Of course, as Chipotle’s advertising budget has gone up, they’ve used it in increasingly unique ways. Take, for instance, the ad campaign wherein various writers published seemingly random snippets of material on Chipotle packaging. Then there’s the aforementioned Farmed and Dangerous web series. They’ve even got their own documentary, which you can watch right now on Netflix. Above all though, one also has to give points to their music-driven spots “Back to the Start” and “The Scarecrow,” the latter of which in particular prompted resounding acclaim (as well as some controversy and criticism) after going viral.

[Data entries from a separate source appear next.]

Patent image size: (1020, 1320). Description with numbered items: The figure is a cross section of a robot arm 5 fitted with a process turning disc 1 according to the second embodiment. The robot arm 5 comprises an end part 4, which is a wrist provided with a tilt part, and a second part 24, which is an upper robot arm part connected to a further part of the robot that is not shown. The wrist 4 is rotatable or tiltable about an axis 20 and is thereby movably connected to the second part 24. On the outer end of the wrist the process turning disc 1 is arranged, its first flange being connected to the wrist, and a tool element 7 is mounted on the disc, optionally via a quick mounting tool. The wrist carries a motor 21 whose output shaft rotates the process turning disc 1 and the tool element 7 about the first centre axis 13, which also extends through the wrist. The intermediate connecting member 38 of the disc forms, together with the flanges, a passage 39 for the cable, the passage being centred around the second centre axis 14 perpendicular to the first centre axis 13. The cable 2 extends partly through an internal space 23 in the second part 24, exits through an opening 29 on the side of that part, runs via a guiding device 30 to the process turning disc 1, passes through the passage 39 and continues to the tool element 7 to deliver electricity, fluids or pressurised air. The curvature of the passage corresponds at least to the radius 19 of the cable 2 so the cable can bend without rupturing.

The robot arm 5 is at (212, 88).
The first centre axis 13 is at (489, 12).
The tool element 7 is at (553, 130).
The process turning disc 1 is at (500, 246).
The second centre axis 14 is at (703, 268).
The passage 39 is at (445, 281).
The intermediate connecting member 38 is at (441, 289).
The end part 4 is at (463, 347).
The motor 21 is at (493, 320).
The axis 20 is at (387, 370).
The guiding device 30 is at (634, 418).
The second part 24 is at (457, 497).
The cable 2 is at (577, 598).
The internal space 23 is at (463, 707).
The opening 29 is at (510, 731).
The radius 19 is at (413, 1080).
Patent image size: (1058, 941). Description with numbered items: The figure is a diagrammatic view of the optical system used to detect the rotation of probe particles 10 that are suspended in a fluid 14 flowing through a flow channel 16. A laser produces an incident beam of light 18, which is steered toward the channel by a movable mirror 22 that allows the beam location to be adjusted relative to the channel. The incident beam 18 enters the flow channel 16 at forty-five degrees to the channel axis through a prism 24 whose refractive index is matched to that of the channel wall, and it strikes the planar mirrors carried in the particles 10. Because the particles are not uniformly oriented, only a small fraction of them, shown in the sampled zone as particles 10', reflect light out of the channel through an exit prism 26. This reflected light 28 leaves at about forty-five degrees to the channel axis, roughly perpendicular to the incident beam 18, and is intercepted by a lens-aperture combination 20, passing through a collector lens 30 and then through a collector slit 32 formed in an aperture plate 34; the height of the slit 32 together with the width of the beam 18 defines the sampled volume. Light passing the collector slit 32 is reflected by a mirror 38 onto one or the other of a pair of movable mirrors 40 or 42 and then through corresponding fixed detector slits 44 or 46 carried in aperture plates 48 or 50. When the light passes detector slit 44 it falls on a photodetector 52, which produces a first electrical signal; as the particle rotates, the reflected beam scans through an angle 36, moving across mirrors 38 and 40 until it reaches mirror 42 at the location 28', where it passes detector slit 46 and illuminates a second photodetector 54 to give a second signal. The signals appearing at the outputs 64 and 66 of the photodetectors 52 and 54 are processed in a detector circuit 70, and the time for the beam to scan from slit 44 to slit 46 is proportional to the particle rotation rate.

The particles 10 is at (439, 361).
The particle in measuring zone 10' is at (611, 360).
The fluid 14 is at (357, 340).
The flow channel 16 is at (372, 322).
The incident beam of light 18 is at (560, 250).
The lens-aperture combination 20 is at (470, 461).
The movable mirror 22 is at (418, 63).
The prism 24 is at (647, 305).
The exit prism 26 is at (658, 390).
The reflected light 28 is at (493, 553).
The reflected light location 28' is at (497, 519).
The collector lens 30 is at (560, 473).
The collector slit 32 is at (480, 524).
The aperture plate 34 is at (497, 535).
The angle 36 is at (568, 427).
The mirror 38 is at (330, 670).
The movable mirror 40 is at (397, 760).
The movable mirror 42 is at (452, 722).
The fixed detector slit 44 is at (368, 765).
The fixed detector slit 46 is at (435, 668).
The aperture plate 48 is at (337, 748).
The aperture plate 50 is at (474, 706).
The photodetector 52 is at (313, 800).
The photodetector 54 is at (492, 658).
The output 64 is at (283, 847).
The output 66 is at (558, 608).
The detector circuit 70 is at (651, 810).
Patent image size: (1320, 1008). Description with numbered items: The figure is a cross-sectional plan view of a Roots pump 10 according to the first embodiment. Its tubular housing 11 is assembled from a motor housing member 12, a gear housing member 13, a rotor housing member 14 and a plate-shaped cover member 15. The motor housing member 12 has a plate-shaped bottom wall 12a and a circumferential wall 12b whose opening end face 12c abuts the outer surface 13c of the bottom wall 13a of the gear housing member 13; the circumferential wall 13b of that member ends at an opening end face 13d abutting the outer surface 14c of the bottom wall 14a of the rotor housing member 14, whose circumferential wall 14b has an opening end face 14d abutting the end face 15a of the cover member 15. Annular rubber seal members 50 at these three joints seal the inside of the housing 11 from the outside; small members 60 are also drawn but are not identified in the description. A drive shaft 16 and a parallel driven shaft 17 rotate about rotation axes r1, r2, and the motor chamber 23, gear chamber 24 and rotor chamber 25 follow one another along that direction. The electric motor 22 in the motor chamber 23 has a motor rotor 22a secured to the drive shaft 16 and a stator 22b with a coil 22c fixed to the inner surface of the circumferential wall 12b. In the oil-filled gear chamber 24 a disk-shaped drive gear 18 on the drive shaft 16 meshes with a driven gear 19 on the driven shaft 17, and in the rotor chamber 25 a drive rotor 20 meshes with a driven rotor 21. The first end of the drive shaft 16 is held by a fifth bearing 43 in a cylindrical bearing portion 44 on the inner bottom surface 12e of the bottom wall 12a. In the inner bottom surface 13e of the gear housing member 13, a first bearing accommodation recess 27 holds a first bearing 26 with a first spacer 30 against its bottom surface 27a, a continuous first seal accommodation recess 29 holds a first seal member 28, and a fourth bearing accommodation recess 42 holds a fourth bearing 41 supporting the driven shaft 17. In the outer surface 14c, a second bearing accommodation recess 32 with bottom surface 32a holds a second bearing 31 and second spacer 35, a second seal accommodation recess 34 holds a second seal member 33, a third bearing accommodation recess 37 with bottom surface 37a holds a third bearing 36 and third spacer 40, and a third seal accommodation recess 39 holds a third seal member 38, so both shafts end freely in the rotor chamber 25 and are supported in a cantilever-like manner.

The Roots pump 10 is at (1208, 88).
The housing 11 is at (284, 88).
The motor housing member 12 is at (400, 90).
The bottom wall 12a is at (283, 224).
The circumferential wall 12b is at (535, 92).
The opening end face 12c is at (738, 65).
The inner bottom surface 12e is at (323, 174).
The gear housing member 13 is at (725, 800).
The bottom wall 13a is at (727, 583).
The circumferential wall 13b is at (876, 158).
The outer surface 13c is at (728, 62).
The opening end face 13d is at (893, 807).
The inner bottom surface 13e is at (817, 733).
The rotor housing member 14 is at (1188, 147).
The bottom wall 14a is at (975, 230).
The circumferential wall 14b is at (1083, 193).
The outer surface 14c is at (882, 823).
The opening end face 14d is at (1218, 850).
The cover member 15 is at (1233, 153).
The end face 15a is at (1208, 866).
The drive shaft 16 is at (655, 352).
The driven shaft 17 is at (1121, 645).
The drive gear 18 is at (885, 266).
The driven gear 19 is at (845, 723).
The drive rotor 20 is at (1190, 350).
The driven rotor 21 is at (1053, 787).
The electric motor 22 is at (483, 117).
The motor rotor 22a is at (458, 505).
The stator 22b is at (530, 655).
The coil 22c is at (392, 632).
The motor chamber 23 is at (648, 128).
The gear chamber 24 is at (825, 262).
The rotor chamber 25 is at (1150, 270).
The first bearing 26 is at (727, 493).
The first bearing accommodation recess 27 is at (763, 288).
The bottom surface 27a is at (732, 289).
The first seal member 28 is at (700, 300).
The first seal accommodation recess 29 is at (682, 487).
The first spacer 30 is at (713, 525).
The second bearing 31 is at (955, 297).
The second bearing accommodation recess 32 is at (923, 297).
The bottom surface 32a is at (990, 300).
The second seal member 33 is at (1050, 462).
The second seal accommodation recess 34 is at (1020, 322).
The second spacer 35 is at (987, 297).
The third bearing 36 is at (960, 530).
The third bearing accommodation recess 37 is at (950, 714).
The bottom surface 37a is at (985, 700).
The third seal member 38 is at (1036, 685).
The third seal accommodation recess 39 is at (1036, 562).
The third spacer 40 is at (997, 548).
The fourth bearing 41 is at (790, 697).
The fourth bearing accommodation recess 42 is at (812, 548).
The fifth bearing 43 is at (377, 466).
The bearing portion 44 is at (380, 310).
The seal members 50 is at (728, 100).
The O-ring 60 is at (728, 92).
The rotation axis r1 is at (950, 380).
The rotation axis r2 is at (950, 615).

Chipotle’s secret menu also puts it in a different class of fast food. And their management track has received attention for bending the typical rules of fast food service. Whether you think about it or not when you’re about to bite into that burrito, Chipotle’s corporate and societal culture is what got them where they are today. That and their actual food, of course.
Taco Bell might be better for late night, and Qdoba will work if there’s no Chipotle around. But Chipotle is in a class all its own, and the Internet has only helped solidify this. They’ve picked Chipotle as the reigning champion of the fast food world, making them somewhat of a meme, a joke, a fetish, an icon, and a larger cultural focal point. Sure, maybe Chipotle isn’t for you. But you should nonetheless expect to hear someone singing its praises in the near future.